Тут уж заплакали и мать с бабушкой.
— Ну, полно тебе, Эмилия! — вмешался господин Гоф. — Сын ваш победил! Полный триумф! Весь театр от партера до галереи дрожал от рукоплесканий! У меня самого еще руки болят! Такая буря поднялась! Аплодировали даже из королевской ложи! Вот это, что называется, памятный вечер в летописях театра! Сын ваш не просто талантливый певец, а гений!
— Да, да, гений! — подхватила госпожа Гоф. — Я именно это и хотела сказать! Спасибо тебе, душа Гоф, что ты высказал мою мысль! Ах, вы милые мои! Вот уж не думала-то я, что можно так петь и играть на сцене, а я ведь пережила целую театральную эпоху! — И она опять заплакала. Мать и бабушка смеялись сквозь слезы.
— Ну, теперь спите с Богом! — сказал господин Гоф. — Пойдем, Эмилия. Спокойной ночи! Спокойной ночи! — И супруги оставили двух счастливых женщин. Недолго, однако, пробыли они одни: дверь отворилась, и в комнату влетел Петька. Он не обещал быть у них раньше завтрашнего утра, но, зная, как беспокоятся за него старушки, и заметив, проезжая мимо дома, что в каморке их еще светится огонек, остановил извозчика и поднялся на чердак.
— Великолепно, превосходно, отлично! Все сошло прекрасно! — радостно воскликнул он, целуя мать и бабушку. За ним вошел и весь сияющий от радости учитель его и крепко пожал обеим женщинам руки.
— А теперь ему пора на покой! — сказал он и увел Петьку.
— Велика милость Твоя к нам, Господи! — сказали обе бедные женщины.
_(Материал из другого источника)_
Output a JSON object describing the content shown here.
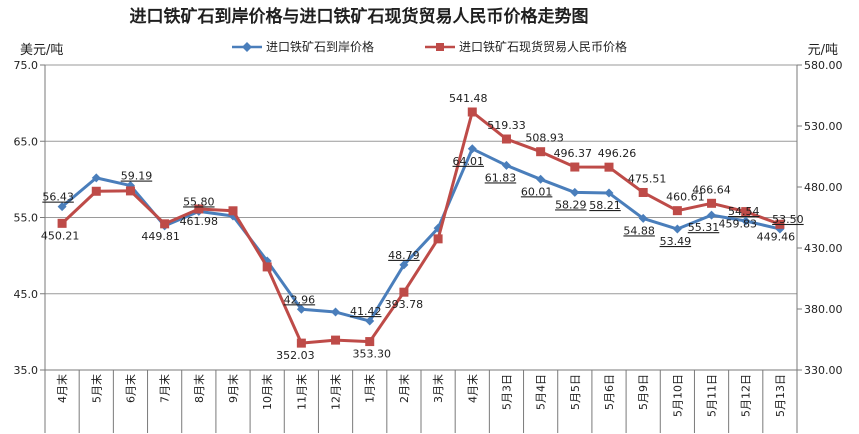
{
  "chart_data": {
    "type": "line",
    "title": "进口铁矿石到岸价格与进口铁矿石现货贸易人民币价格走势图",
    "left_unit": "美元/吨",
    "right_unit": "元/吨",
    "categories": [
      "4月末",
      "5月末",
      "6月末",
      "7月末",
      "8月末",
      "9月末",
      "10月末",
      "11月末",
      "12月末",
      "1月末",
      "2月末",
      "3月末",
      "4月末",
      "5月3日",
      "5月4日",
      "5月5日",
      "5月6日",
      "5月9日",
      "5月10日",
      "5月11日",
      "5月12日",
      "5月13日"
    ],
    "left_axis": {
      "min": 35,
      "max": 75,
      "step": 10,
      "ticks": [
        "35.0",
        "45.0",
        "55.0",
        "65.0",
        "75.0"
      ]
    },
    "right_axis": {
      "min": 330,
      "max": 580,
      "step": 50,
      "ticks": [
        "330.00",
        "380.00",
        "430.00",
        "480.00",
        "530.00",
        "580.00"
      ]
    },
    "grid": true,
    "legend_position": "top",
    "series": [
      {
        "name": "进口铁矿石到岸价格",
        "axis": "left",
        "color": "#4a7ebb",
        "marker": "diamond",
        "values": [
          56.43,
          60.2,
          59.19,
          53.9,
          55.8,
          55.2,
          49.3,
          42.96,
          42.6,
          41.42,
          48.79,
          53.6,
          64.01,
          61.83,
          60.01,
          58.29,
          58.21,
          54.88,
          53.49,
          55.31,
          54.54,
          53.5
        ],
        "labels": [
          "56.43",
          "",
          "59.19",
          "",
          "55.80",
          "",
          "",
          "42.96",
          "",
          "41.42",
          "48.79",
          "",
          "64.01",
          "61.83",
          "60.01",
          "58.29",
          "58.21",
          "54.88",
          "53.49",
          "55.31",
          "54.54",
          "53.50"
        ]
      },
      {
        "name": "进口铁矿石现货贸易人民币价格",
        "axis": "right",
        "color": "#be4b48",
        "marker": "square",
        "values": [
          450.21,
          476.5,
          476.8,
          449.81,
          461.98,
          460.5,
          414.5,
          352.03,
          354.5,
          353.3,
          393.78,
          437.5,
          541.48,
          519.33,
          508.93,
          496.37,
          496.26,
          475.51,
          460.61,
          466.64,
          459.83,
          449.46
        ],
        "labels": [
          "450.21",
          "",
          "",
          "449.81",
          "461.98",
          "",
          "",
          "352.03",
          "",
          "353.30",
          "393.78",
          "",
          "541.48",
          "519.33",
          "508.93",
          "496.37",
          "496.26",
          "475.51",
          "460.61",
          "466.64",
          "459.83",
          "449.46"
        ]
      }
    ]
  }
}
Долго за полночь проговорили они о своем любимце. Да и по всему городу в этот вечер только и разговоров было что о молодом, красивом, бесподобном певце.
Вот как далеко шагнул Петька-Счастливец!
Глава XIII
Утренние газеты шумно приветствовали необыкновенный успех дебютанта, более же подробный отчет о спектакле был отложен до следующего номера. Коммерсант дал в честь Петьки и его учителя большой званый обед. Это было со стороны его и его супруги знаком особенного внимания к молодому человеку, родившемуся у них в доме, да еще в один день с их собственным сыном. За столом коммерсант провозгласил тост в честь учителя Петьки — это он ведь отыскал и отшлифовал «драгоценный алмаз», как назвала Петьку одна из влиятельных газет. Феликс сидел со своим сверстником рядом, был очень весел и выказывал ему всевозможное внимание. После обеда молодой человек предложил гостю свои сигары; они были лучше отцовских. «Что ж, он-то может позволить себе такую роскошь! — отозвался сам коммерсант. — Он сын богатого отца!» Оказалось, однако, что Петька не курит. Большой недостаток, от которого, впрочем, ничего не стоит исправиться!